Ist das ein Dolch, was ich vor mir erblicke?
Nur dass vor seinen Augen ein Artikel in einem Buch schwebte, das die endlose Vielfalt an Mord und Verzweiflung dokumentierte.
    »Mir ist da eine kleine Idee gekommen«, sagte Adrian. »Vielleicht die einzige Idee.«

19
    A ls Terri Collins an diesem Abend nach Hause kam, hatte sie die Überzeugung gewonnen, dass Adrian Thomas ganz und gar verrückt war und dass bei diesem Fall verrückt zu sein wahrscheinlich den einzig gangbaren Weg darstellte.
    Kaum öffnete sie die Tür, schossen ihre beiden Kinder hinter dem Fernseher hervor. Sie wurde von einem Sturzbach an kindlichen Forderungen begrüßt – die größtenteils damit zu tun hatten, sich Geschichten über die Schule, vom Spielplatz oder vom Leseunterricht anzuhören.

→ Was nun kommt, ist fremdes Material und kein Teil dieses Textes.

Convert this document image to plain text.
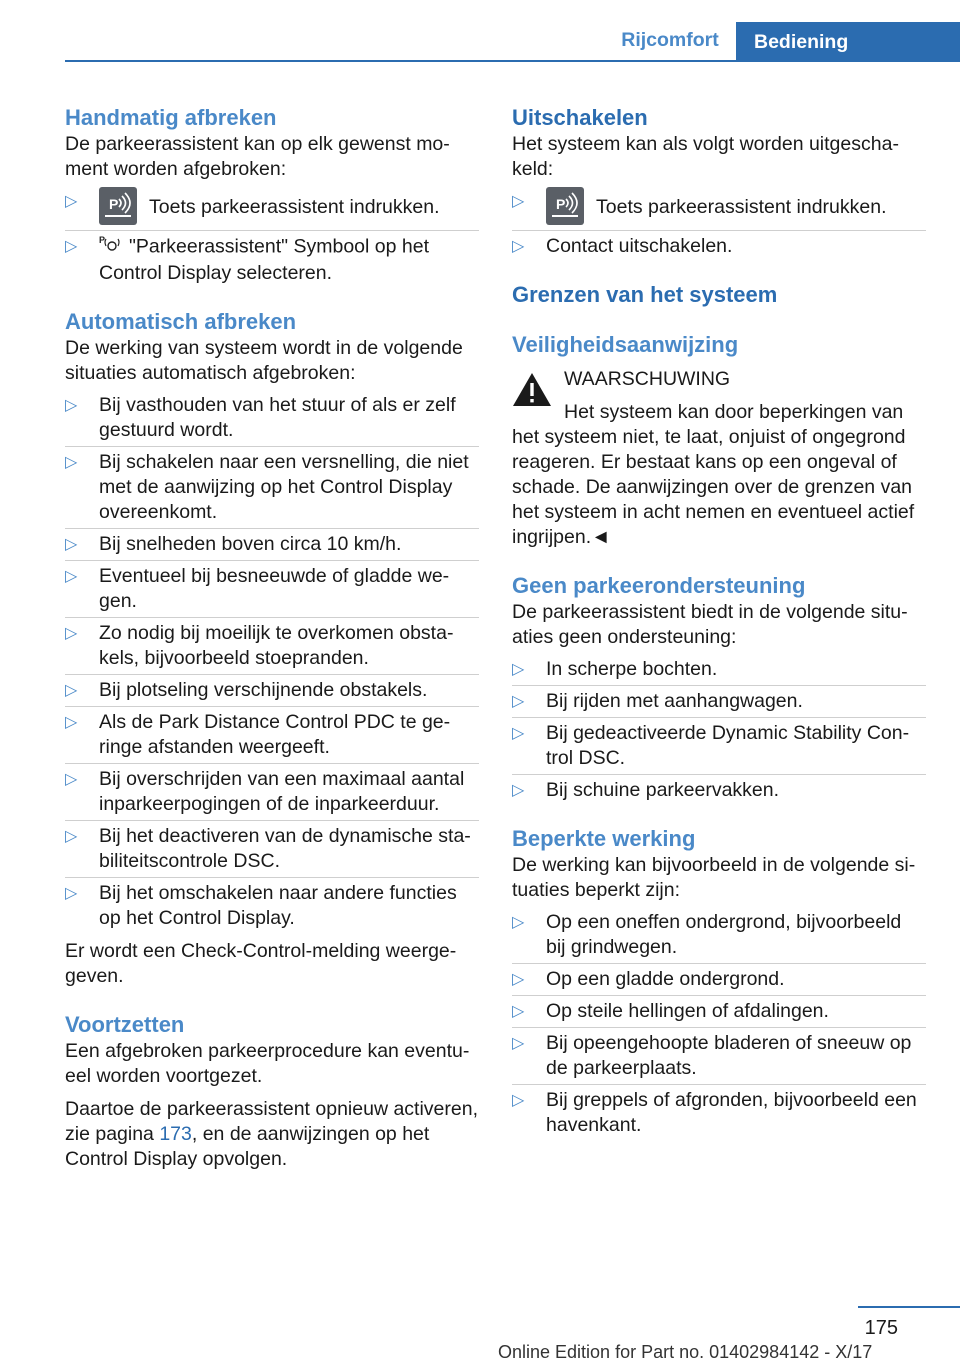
Rijcomfort	Bediening
Handmatig afbreken

De parkeerassistent kan op elk gewenst moment worden afgebroken:

▷ P Toets parkeerassistent indrukken.
▷ P "Parkeerassistent" Symbool op het Control Display selecteren.
Automatisch afbreken

De werking van systeem wordt in de volgende situaties automatisch afgebroken:

▷ Bij vasthouden van het stuur of als er zelf gestuurd wordt.
▷ Bij schakelen naar een versnelling, die niet met de aanwijzing op het Control Display overeenkomt.
▷ Bij snelheden boven circa 10 km/h.
▷ Eventueel bij besneeuwde of gladde wegen.
▷ Zo nodig bij moeilijk te overkomen obstakels, bijvoorbeeld stoepranden.
▷ Bij plotseling verschijnende obstakels.
▷ Als de Park Distance Control PDC te geringe afstanden weergeeft.
▷ Bij overschrijden van een maximaal aantal inparkeerpogingen of de inparkeerduur.
▷ Bij het deactiveren van de dynamische stabiliteitscontrole DSC.
▷ Bij het omschakelen naar andere functies op het Control Display.

Er wordt een Check-Control-melding weergegeven.

Voortzetten

Een afgebroken parkeerprocedure kan eventueel worden voortgezet.

Daartoe de parkeerassistent opnieuw activeren, zie pagina 173, en de aanwijzingen op het Control Display opvolgen.

Uitschakelen

Het systeem kan als volgt worden uitgeschakeld:

▷ P Toets parkeerassistent indrukken.
▷ Contact uitschakelen.
Grenzen van het systeem
Veiligheidsaanwijzing
WAARSCHUWING
Het systeem kan door beperkingen van het systeem niet, te laat, onjuist of ongegrond reageren. Er bestaat kans op een ongeval of schade. De aanwijzingen over de grenzen van het systeem in acht nemen en eventueel actief ingrijpen.◄
Geen parkeerondersteuning

De parkeerassistent biedt in de volgende situaties geen ondersteuning:

▷ In scherpe bochten.
▷ Bij rijden met aanhangwagen.
▷ Bij gedeactiveerde Dynamic Stability Control DSC.
▷ Bij schuine parkeervakken.
Beperkte werking

De werking kan bijvoorbeeld in de volgende situaties beperkt zijn:

▷ Op een oneffen ondergrond, bijvoorbeeld bij grindwegen.
▷ Op een gladde ondergrond.
▷ Op steile hellingen of afdalingen.
▷ Bij opeengehoopte bladeren of sneeuw op de parkeerplaats.
▷ Bij greppels of afgronden, bijvoorbeeld een havenkant.
175
Online Edition for Part no. 01402984142 - X/17
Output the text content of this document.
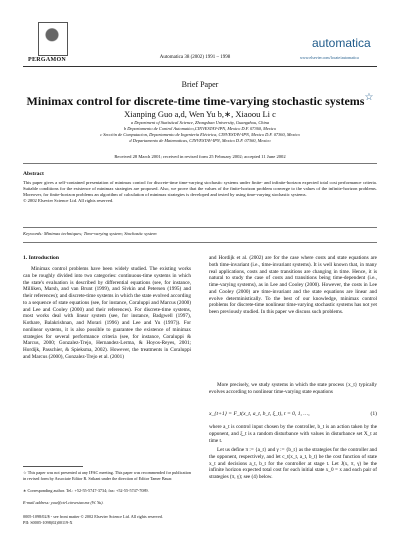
PERGAMON	Automatica 38 (2002) 1991 – 1998
automatica
www.elsevier.com/locate/automatica
Brief Paper
Minimax control for discrete-time time-varying stochastic systems☆
Xianping Guo a,d, Wen Yu b,∗, Xiaoou Li c
a Department of Statistical Science, Zhongshan University, Guangzhou, China
b Departamento de Control Automatico,CINVESTAV-IPN, Mexico D.F. 07360, Mexico
c Sección de Computacion, Departamento de Ingeniería Eléctrica, CINVESTAV-IPN, Mexico D.F. 07360, Mexico
d Departamento de Matematicas, CINVESTAV-IPN, Mexico D.F. 07360, Mexico
Received 28 March 2001; received in revised form 25 February 2002; accepted 11 June 2002
Abstract
This paper gives a self-contained presentation of minimax control for discrete-time time-varying stochastic systems under finite- and infinite-horizon expected total cost performance criteria. Suitable conditions for the existence of minimax strategies are proposed. Also, we prove that the values of the finite-horizon problem converge to the values of the infinite-horizon problems. Moreover, for finite-horizon problems an algorithm of calculation of minimax strategies is developed and tested by using time-varying stochastic systems.
© 2002 Elsevier Science Ltd. All rights reserved.
Keywords: Minimax techniques; Time-varying system; Stochastic system
1. Introduction
Minimax control problems have been widely studied. The existing works can be roughly divided into two categories: continuous-time systems in which the state's evaluation is described by differential equations (see, for instance, Milliken, Marsh, and van Brunt (1999), and Sivkin and Petersen (1995) and their references); and discrete-time systems in which the state evolved according to a sequence of state equations (see, for instance, Coraluppi and Marcus (2000) and Lee and Cooley (2000) and their references). For discrete-time systems, most works deal with linear system (see, for instance, Badgwell (1997), Kothare, Balakrishnan, and Morari (1996) and Lee and Yu (1997)). For nonlinear systems, it is also possible to guarantee the existence of minimax strategies for several performance criteria (see, for instance, Coraluppi & Marcus, 2000; Gonzalez-Trejo, Hernandez-Lerma, & Hoyos-Reyes, 2001; Hordijk, Passchier, & Spieksma, 2002). However, the treatments in Coraluppi and Marcus (2000), Gonzalez-Trejo et al. (2001)
and Hordijk et al. (2002) are for the case where costs and state equations are both time-invariant (i.e., time-invariant systems). It is well known that, in many real applications, costs and state transitions are changing in time. Hence, it is natural to study the case of costs and transitions being time-dependent (i.e., time-varying systems), as in Lee and Cooley (2000). However, the costs in Lee and Cooley (2000) are time-invariant and the state equations are linear and evolve deterministically. To the best of our knowledge, minimax control problems for discrete-time nonlinear time-varying stochastic systems has not yet been previously studied. In this paper we discuss such problems.
More precisely, we study systems in which the state process {x_t} typically evolves according to nonlinear time-varying state equations
x_{t+1} = F_t(x_t, a_t, b_t, ξ_t), t = 0, 1, …,	(1)
where a_t is control input chosen by the controller, b_t is an action taken by the opponent, and ξ_t is a random disturbance with values in disturbance set X_t at time t.
Let us define π := {a_t} and γ := {b_t} as the strategies for the controller and the opponent, respectively, and let c_t(x_t, a_t, b_t) be the cost function of state x_t and decisions a_t, b_t for the controller at stage t. Let J(x, π, γ) be the infinite horizon expected total cost for each initial state x_0 = x and each pair of strategies (π, γ); see (4) below.
☆ This paper was not presented at any IFAC meeting. This paper was recommended for publication in revised form by Associate Editor R. Srikant under the direction of Editor Tamer Basar.
∗ Corresponding author. Tel.: +52-55-5747-3734; fax: +52-55-5747-7089.
E-mail address: yuw@ctrl.cinvestav.mx (W. Yu).
0005-1098/02/$ - see front matter © 2002 Elsevier Science Ltd. All rights reserved.
PII: S0005-1098(02)00119-X
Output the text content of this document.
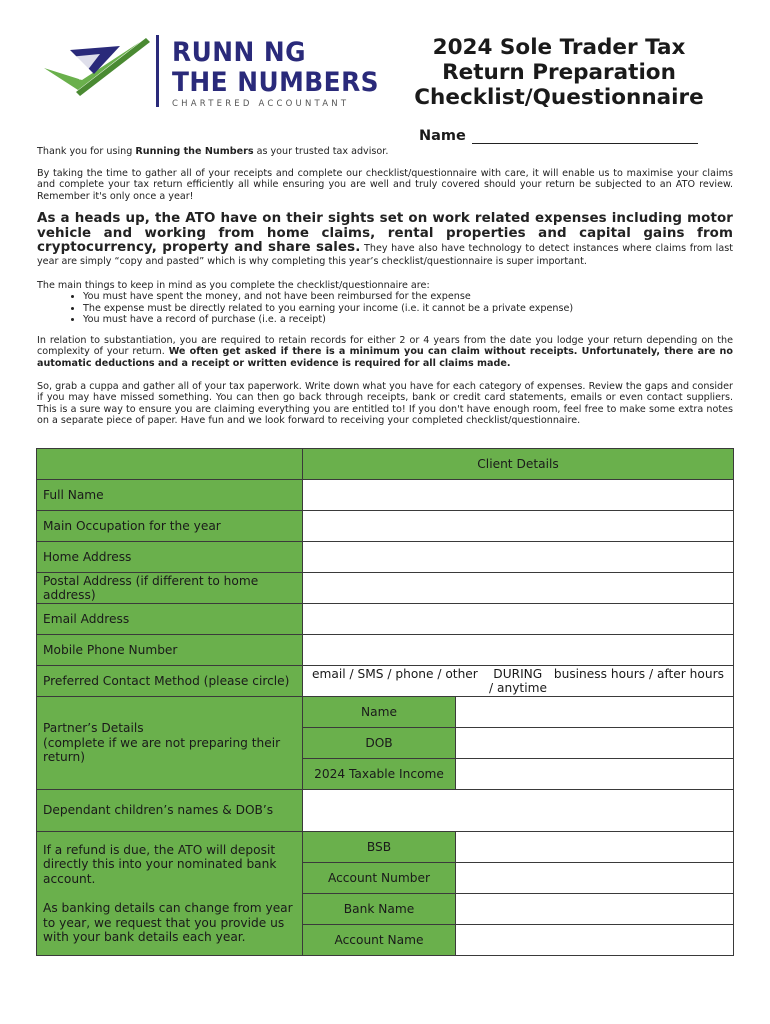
RUNN NG
THE NUMBERS
CHARTERED ACCOUNTANT
2024 Sole Trader Tax
Return Preparation
Checklist/Questionnaire
Name
Thank you for using Running the Numbers as your trusted tax advisor.
By taking the time to gather all of your receipts and complete our checklist/questionnaire with care, it will enable us to maximise your claims and complete your tax return efficiently all while ensuring you are well and truly covered should your return be subjected to an ATO review. Remember it's only once a year!
As a heads up, the ATO have on their sights set on work related expenses including motor vehicle and working from home claims, rental properties and capital gains from cryptocurrency, property and share sales. They have also have technology to detect instances where claims from last year are simply “copy and pasted” which is why completing this year’s checklist/questionnaire is super important.
The main things to keep in mind as you complete the checklist/questionnaire are:
• You must have spent the money, and not have been reimbursed for the expense
• The expense must be directly related to you earning your income (i.e. it cannot be a private expense)
• You must have a record of purchase (i.e. a receipt)
In relation to substantiation, you are required to retain records for either 2 or 4 years from the date you lodge your return depending on the complexity of your return. We often get asked if there is a minimum you can claim without receipts. Unfortunately, there are no automatic deductions and a receipt or written evidence is required for all claims made.
So, grab a cuppa and gather all of your tax paperwork. Write down what you have for each category of expenses. Review the gaps and consider if you may have missed something. You can then go back through receipts, bank or credit card statements, emails or even contact suppliers. This is a sure way to ensure you are claiming everything you are entitled to! If you don't have enough room, feel free to make some extra notes on a separate piece of paper. Have fun and we look forward to receiving your completed checklist/questionnaire.
	Client Details	
Full Name		
Main Occupation for the year		
Home Address		
Postal Address (if different to home address)		
Email Address		
Mobile Phone Number		
Preferred Contact Method (please circle)	email / SMS / phone / other    DURING   business hours / after hours / anytime	
Partner’s Details
(complete if we are not preparing their return)	Name	
	DOB	
	2024 Taxable Income	
Dependant children’s names & DOB’s		

If a refund is due, the ATO will deposit directly this into your nominated bank account.
As banking details can change from year to year, we request that you provide us with your bank details each year.	BSB	
	Account Number	
	Bank Name	
	Account Name	
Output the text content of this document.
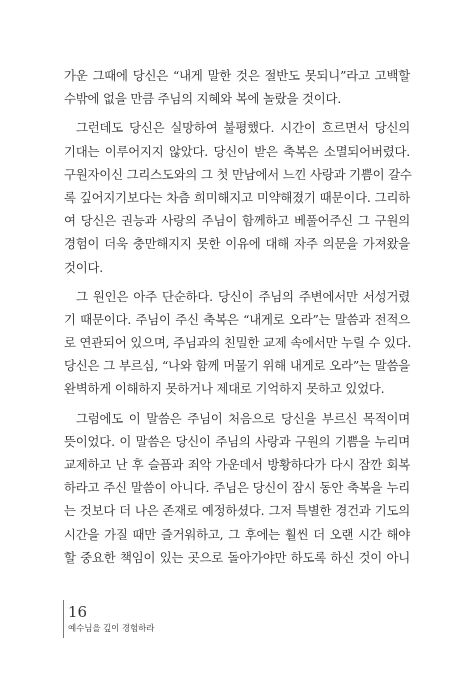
가운 그때에 당신은 “내게 말한 것은 절반도 못되니”라고 고백할
수밖에 없을 만큼 주님의 지혜와 복에 놀랐을 것이다.
그런데도 당신은 실망하여 불평했다. 시간이 흐르면서 당신의
기대는 이루어지지 않았다. 당신이 받은 축복은 소멸되어버렸다.
구원자이신 그리스도와의 그 첫 만남에서 느낀 사랑과 기쁨이 갈수
록 깊어지기보다는 차츰 희미해지고 미약해졌기 때문이다. 그리하
여 당신은 권능과 사랑의 주님이 함께하고 베풀어주신 그 구원의
경험이 더욱 충만해지지 못한 이유에 대해 자주 의문을 가져왔을
것이다.
그 원인은 아주 단순하다. 당신이 주님의 주변에서만 서성거렸
기 때문이다. 주님이 주신 축복은 “내게로 오라”는 말씀과 전적으
로 연관되어 있으며, 주님과의 친밀한 교제 속에서만 누릴 수 있다.
당신은 그 부르심, “나와 함께 머물기 위해 내게로 오라”는 말씀을
완벽하게 이해하지 못하거나 제대로 기억하지 못하고 있었다.
그럼에도 이 말씀은 주님이 처음으로 당신을 부르신 목적이며
뜻이었다. 이 말씀은 당신이 주님의 사랑과 구원의 기쁨을 누리며
교제하고 난 후 슬픔과 죄악 가운데서 방황하다가 다시 잠깐 회복
하라고 주신 말씀이 아니다. 주님은 당신이 잠시 동안 축복을 누리
는 것보다 더 나은 존재로 예정하셨다. 그저 특별한 경건과 기도의
시간을 가질 때만 즐거워하고, 그 후에는 훨씬 더 오랜 시간 해야
할 중요한 책임이 있는 곳으로 돌아가야만 하도록 하신 것이 아니
16
예수님을 깊이 경험하라
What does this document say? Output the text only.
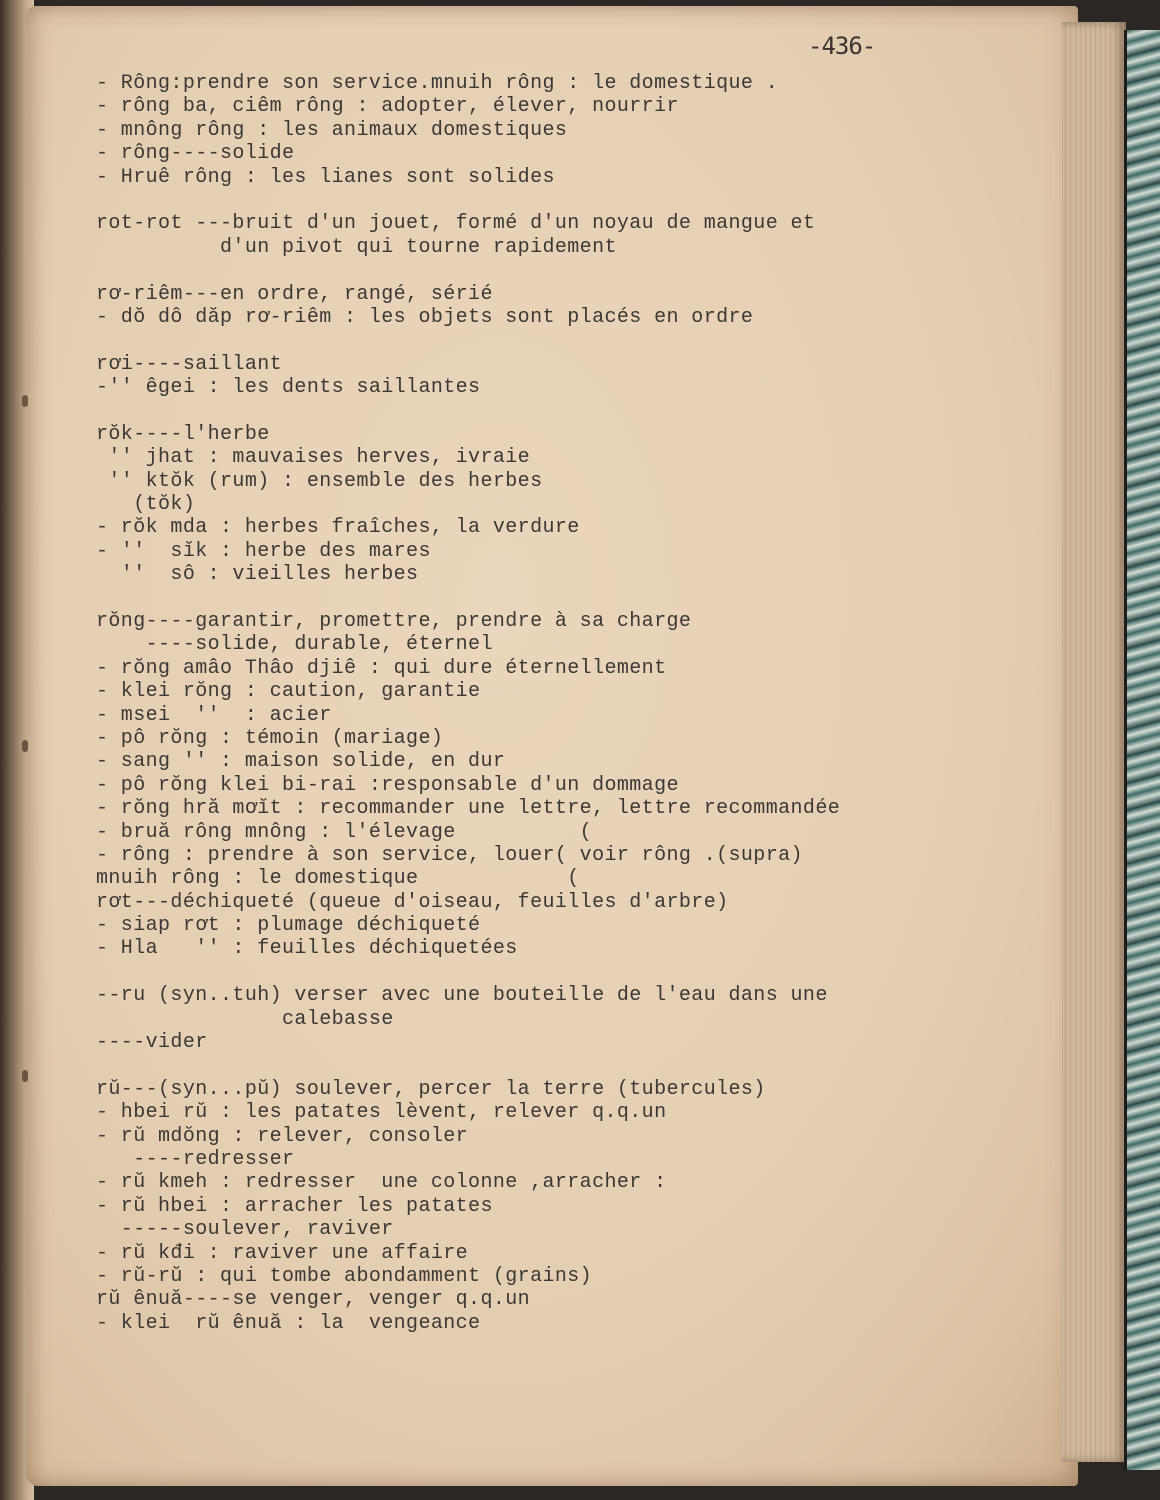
-436-
- Rông:prendre son service.mnuih rông : le domestique .
- rông ba, ciêm rông : adopter, élever, nourrir
- mnông rông : les animaux domestiques
- rông----solide
- Hruê rông : les lianes sont solides
rot-rot ---bruit d'un jouet, formé d'un noyau de mangue et
d'un pivot qui tourne rapidement
rơ-riêm---en ordre, rangé, sérié
- dŏ dô dăp rơ-riêm : les objets sont placés en ordre
rơi----saillant
-'' êgei : les dents saillantes
rŏk----l'herbe
'' jhat : mauvaises herves, ivraie
'' ktŏk (rum) : ensemble des herbes
(tŏk)
- rŏk mda : herbes fraîches, la verdure
- ''  sĭk : herbe des mares
''  sô : vieilles herbes
rŏng----garantir, promettre, prendre à sa charge
----solide, durable, éternel
- rŏng amâo Thâo djiê : qui dure éternellement
- klei rŏng : caution, garantie
- msei  ''  : acier
- pô rŏng : témoin (mariage)
- sang '' : maison solide, en dur
- pô rŏng klei bi-rai :responsable d'un dommage
- rŏng hră mơĭt : recommander une lettre, lettre recommandée
- bruă rông mnông : l'élevage          (
- rông : prendre à son service, louer( voir rông .(supra)
mnuih rông : le domestique            (
rơt---déchiqueté (queue d'oiseau, feuilles d'arbre)
- siap rơt : plumage déchiqueté
- Hla   '' : feuilles déchiquetées
--ru (syn..tuh) verser avec une bouteille de l'eau dans une
calebasse
----vider
rŭ---(syn...pŭ) soulever, percer la terre (tubercules)
- hbei rŭ : les patates lèvent, relever q.q.un
- rŭ mdŏng : relever, consoler
----redresser
- rŭ kmeh : redresser  une colonne ,arracher :
- rŭ hbei : arracher les patates
-----soulever, raviver
- rŭ kđi : raviver une affaire
- rŭ-rŭ : qui tombe abondamment (grains)
rŭ ênuă----se venger, venger q.q.un
- klei  rŭ ênuă : la  vengeance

Es war ein bisschen so, als käme sie in ein Kino, nachdem der Film schon begonnen hatte, und würde im Stillen versuchen, genügend Informationen zu sammeln und genügend Einzelheiten herauszufinden, um sich im Nachhinein die Handlung zusammenzureimen.
    Laurie, die in der Küche an einem Spülbecken mit schmutzigem Geschirr stand, rief ihr eine Begrüßung und die Frage zu, ob sie Hunger habe. Terri sagte nein. Terris Achtjähriger fragte sie mit dem Tatendrang des kleinen Jungen: »Hast du heute Böse verhaftet?« Seine zwei Jahre jüngere Schwester, die so still war wie er laut, hing nur mit einer Hand am Bein ihrer Mutter und hielt mit der anderen eine bunte Zeichnung in die Luft.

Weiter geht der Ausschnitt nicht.